La conocemos porque escribió una carta, su biografía es esa carta. Las fechas de sus memorias no tienen canción de cuna ni ataúd. Isabel de Guevara nació y murió en la vidriera de la historia que la exhibe desde que pisó la tierra húmeda de las orillas rioplatenses con Pedro de Mendoza hasta que pidió por los derechos de las mujeres en papel de correspondencia. Dos acciones, arrojo de virtudes, cuentan sus días breves y la nombran en voz fuerte para que oigan quienes se preguntan si están en la antimacedoniana misión de exigir un cuerpo sin psique. La primera la convirtió en tripulante de conquistas, la segunda, en feminista naciente de aguas gauchas, pila bautismal laica que tuvo –vaya novedad– detractores, murmullos de injuria y silencio de tumba una vez más sin nombre. En la carta –documento fiel que le envió el 2 de julio de 1556 (hacía veinte años que había desembarcado, veinte que bregaba sin descanso) a Juana de Austria, Princesa Gobernadora de los Reinos de España–, Isabel le pide cobrar por su trabajo, sí, pide que se le pague como se les pagaba a su marido y a todxs lxs que junto a ella habían dejado atrás la península para echar campanas a vuelo y cumplir con  los deseos de robo del reino. Antes de despedirse de la “muy alta y muy poderosa señora” con un “serbidora de Vuestra Alteza que sus Reales manos besa” y después de contarle todo lo que a diario hacía en suelo descubierto desde que llegó al Río de la Plata (no solo habla de ella, nombra también a las otras mujeres con quienes compartió navío y batallas de la conquista) le dice que se siente agraviada por la ingratitud sufrida desde que atravesó el océano y llegó a Buenos Aires como una tripulante más en la hostilidad pero como una tripulante menos en la paga. Isabel pide justicia, pide, poniendo en jaque a la legalidad de su tiempo, que se cumplan los derechos de las mujeres. Lo pide, se lo está pidiendo a otra mujer, cuando a nadie se le ocurría pedirlo ni pagarlo y mientras Europa siempre igual a sí misma se enteraba de las conquistas de ultramar y de la América descubierta por los precios que pagaba en su vida cotidiana y no por las crónicas de los adelantados. 

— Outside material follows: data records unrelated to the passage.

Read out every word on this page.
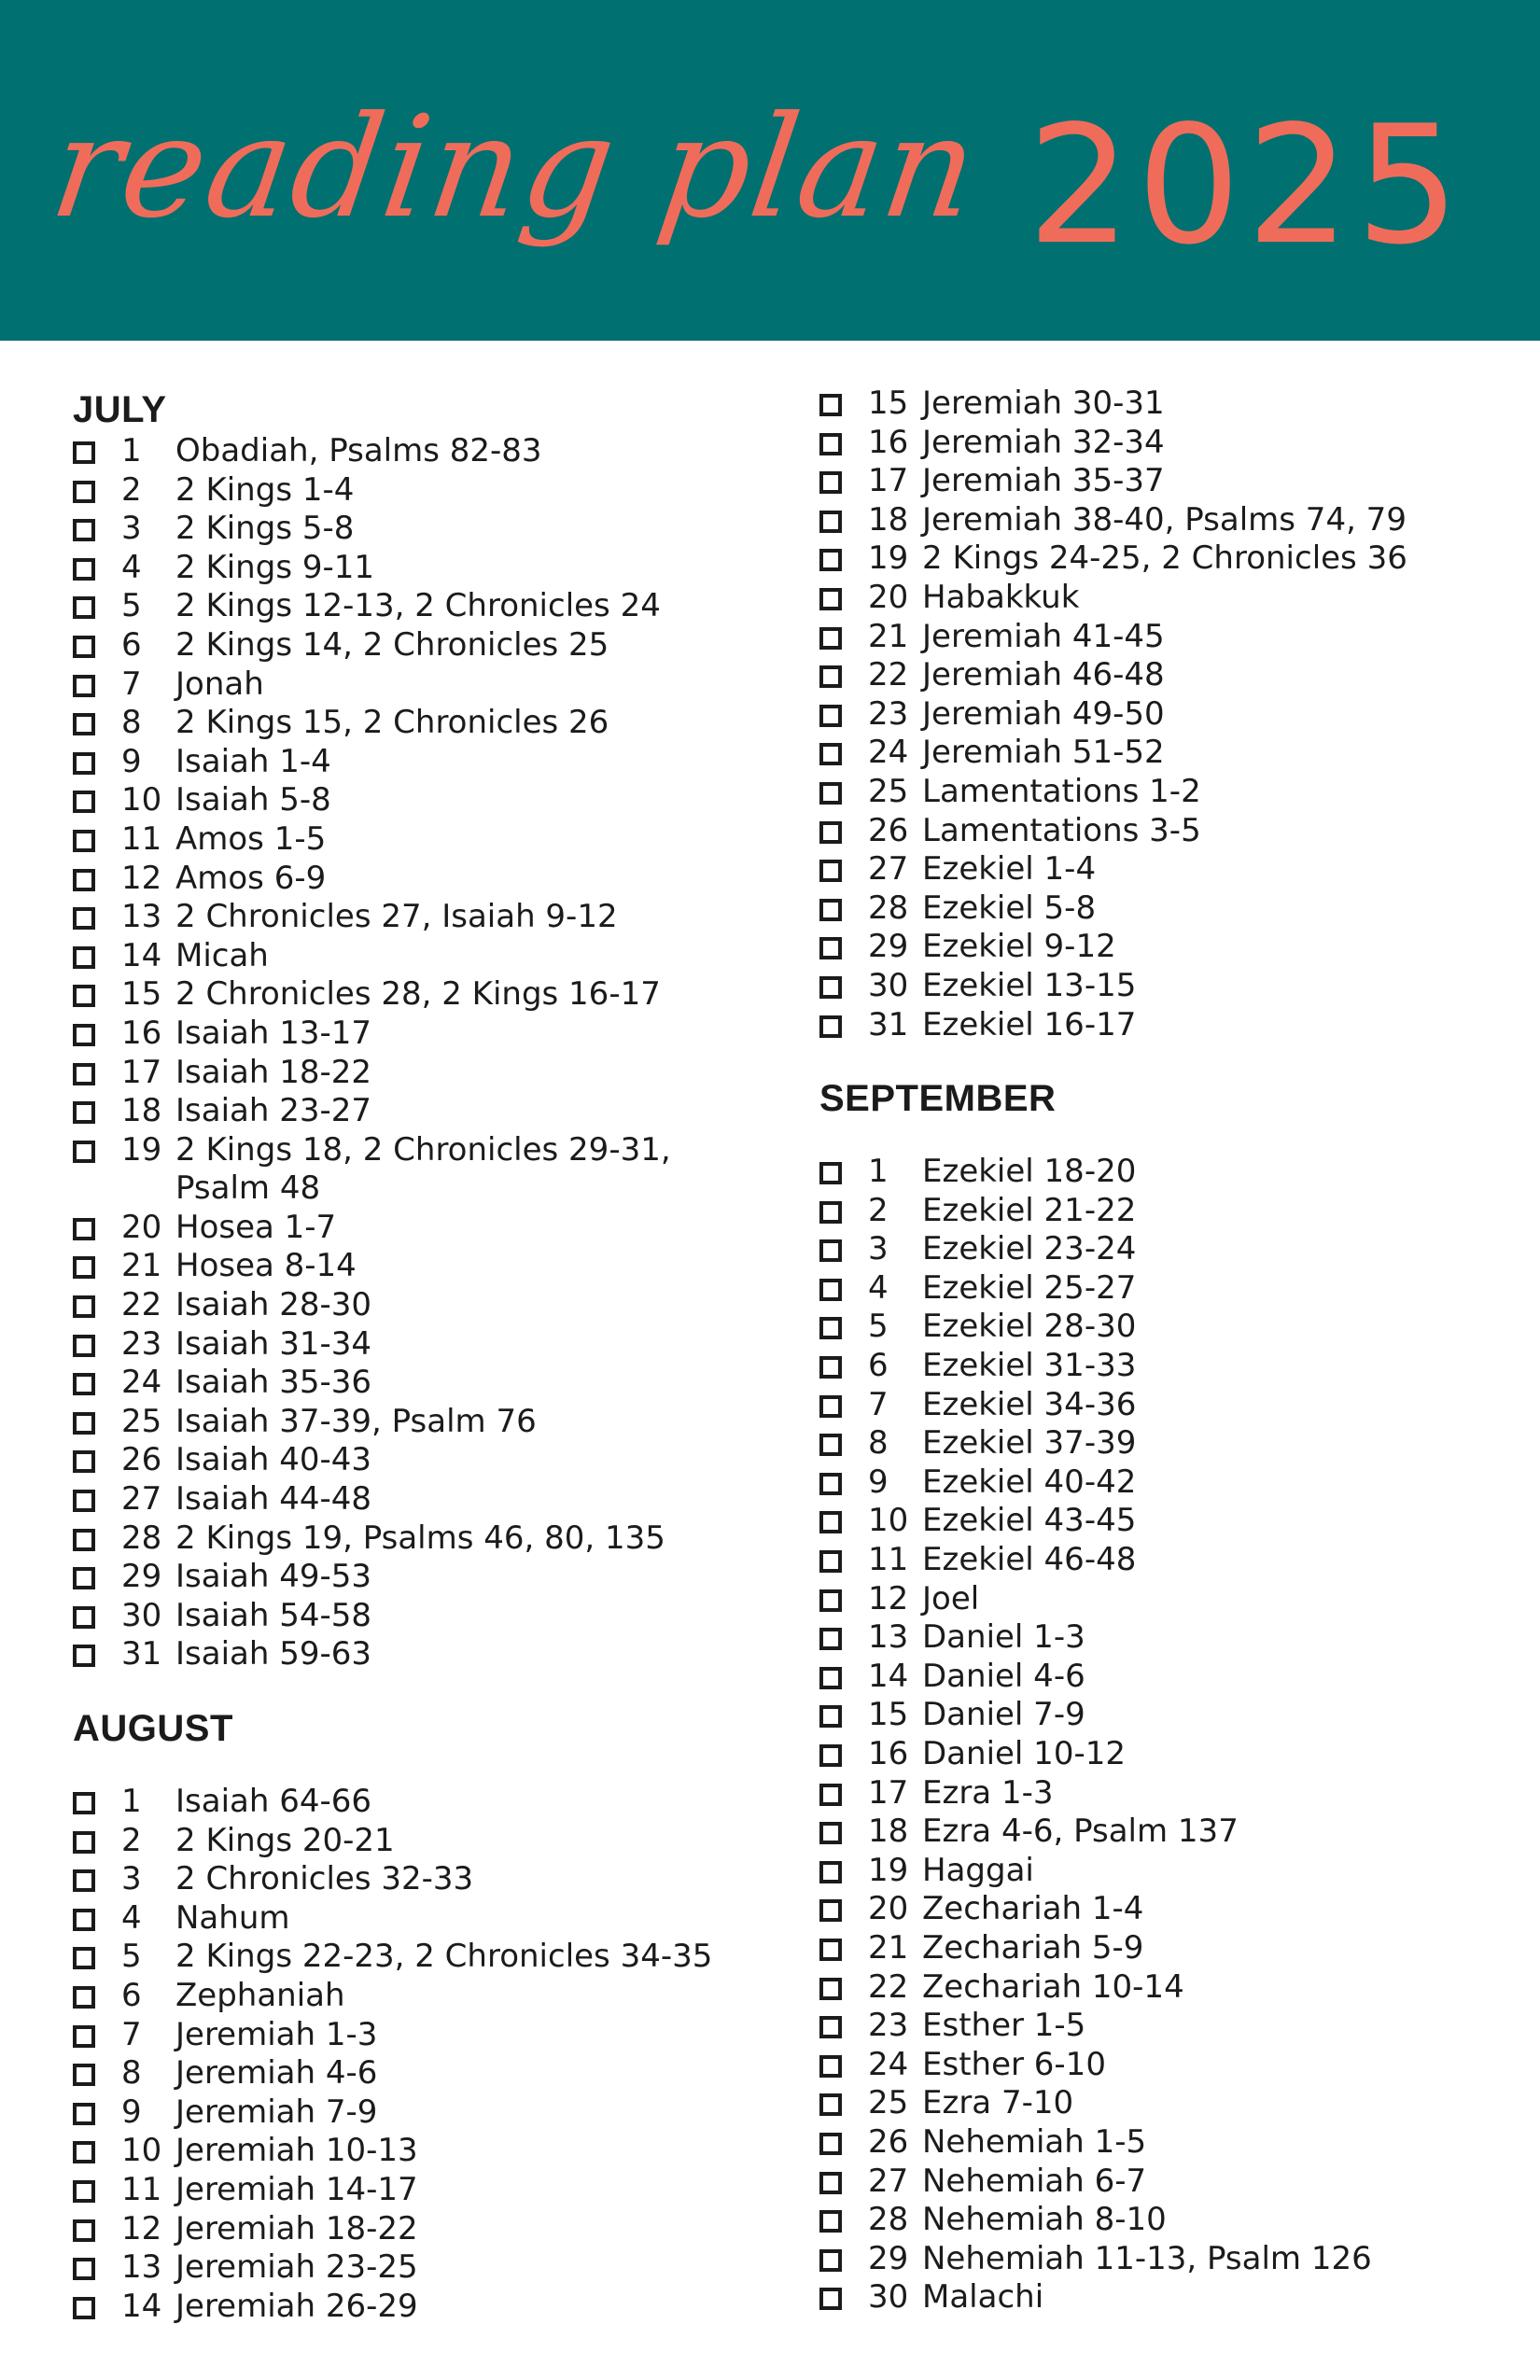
reading plan 2025
JULY
1	Obadiah, Psalms 82-83
2	2 Kings 1-4
3	2 Kings 5-8
4	2 Kings 9-11
5	2 Kings 12-13, 2 Chronicles 24
6	2 Kings 14, 2 Chronicles 25
7	Jonah
8	2 Kings 15, 2 Chronicles 26
9	Isaiah 1-4
10 Isaiah 5-8
11 Amos 1-5
12 Amos 6-9
13 2 Chronicles 27, Isaiah 9-12
14 Micah
15 2 Chronicles 28, 2 Kings 16-17
16 Isaiah 13-17
17 Isaiah 18-22
18 Isaiah 23-27
19 2 Kings 18, 2 Chronicles 29-31,
Psalm 48
20 Hosea 1-7
21 Hosea 8-14
22 Isaiah 28-30
23 Isaiah 31-34
24 Isaiah 35-36
25 Isaiah 37-39, Psalm 76
26 Isaiah 40-43
27 Isaiah 44-48
28 2 Kings 19, Psalms 46, 80, 135
29 Isaiah 49-53
30 Isaiah 54-58
31 Isaiah 59-63
AUGUST
1	Isaiah 64-66
2	2 Kings 20-21
3	2 Chronicles 32-33
4	Nahum
5	2 Kings 22-23, 2 Chronicles 34-35
6	Zephaniah
7	Jeremiah 1-3
8	Jeremiah 4-6
9	Jeremiah 7-9
10 Jeremiah 10-13
11 Jeremiah 14-17
12 Jeremiah 18-22
13 Jeremiah 23-25
14 Jeremiah 26-29
15 Jeremiah 30-31
16 Jeremiah 32-34
17 Jeremiah 35-37
18 Jeremiah 38-40, Psalms 74, 79
19 2 Kings 24-25, 2 Chronicles 36
20 Habakkuk
21 Jeremiah 41-45
22 Jeremiah 46-48
23 Jeremiah 49-50
24 Jeremiah 51-52
25 Lamentations 1-2
26 Lamentations 3-5
27 Ezekiel 1-4
28 Ezekiel 5-8
29 Ezekiel 9-12
30 Ezekiel 13-15
31 Ezekiel 16-17
SEPTEMBER
1	Ezekiel 18-20
2	Ezekiel 21-22
3	Ezekiel 23-24
4	Ezekiel 25-27
5	Ezekiel 28-30
6	Ezekiel 31-33
7	Ezekiel 34-36
8	Ezekiel 37-39
9	Ezekiel 40-42
10 Ezekiel 43-45
11 Ezekiel 46-48
12 Joel
13 Daniel 1-3
14 Daniel 4-6
15 Daniel 7-9
16 Daniel 10-12
17 Ezra 1-3
18 Ezra 4-6, Psalm 137
19 Haggai
20 Zechariah 1-4
21 Zechariah 5-9
22 Zechariah 10-14
23 Esther 1-5
24 Esther 6-10
25 Ezra 7-10
26 Nehemiah 1-5
27 Nehemiah 6-7
28 Nehemiah 8-10
29 Nehemiah 11-13, Psalm 126
30 Malachi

Isabel habla de hambre, de lavar la ropa, de armar ballestas, de curar heridas, de hacer de centinela y de animar  a los soldados desanimados por tanta flaqueza sargenteándolos y poniéndolos en orden “con palabras varoniles”, de avivar fuegos y de los indios “que vienen a dar guerra”. En la carta, álbum de recuerdos con cicatrices y sangre seca, primer discurso femenino de la conquista, primer relato de una mujer que desde la empalizada colonizadora le escribe a una mujer poderosa, se ven sin necesidad de fotos los veinte años de mojones nuevos sin comida, las geografías adversas y las amenazas infalibles. Veinte años narrados por una cronista visceral que rompe el género epistolar femenino común en la época, hace uso de su lugar de mujer exploradora del Nuevo Mundo y  cree –ingenuidad de la espera– que los ojos de la gobernadora leerán con empatía. Pero después de la escritura y la esperanza no hubo nada más, nada más que una carta sin respuesta. 

Quién sabe en qué destino durmió ensobrado aquel anhelo hasta que en ánimo trasnochado alguien encontró la carta  y la convirtió en título de monografías, en succión de palabras, en archivo histórico, en documento y bandera que busca  despuntar a la hora más temprana  los días rotos y los enteros sin tiempo.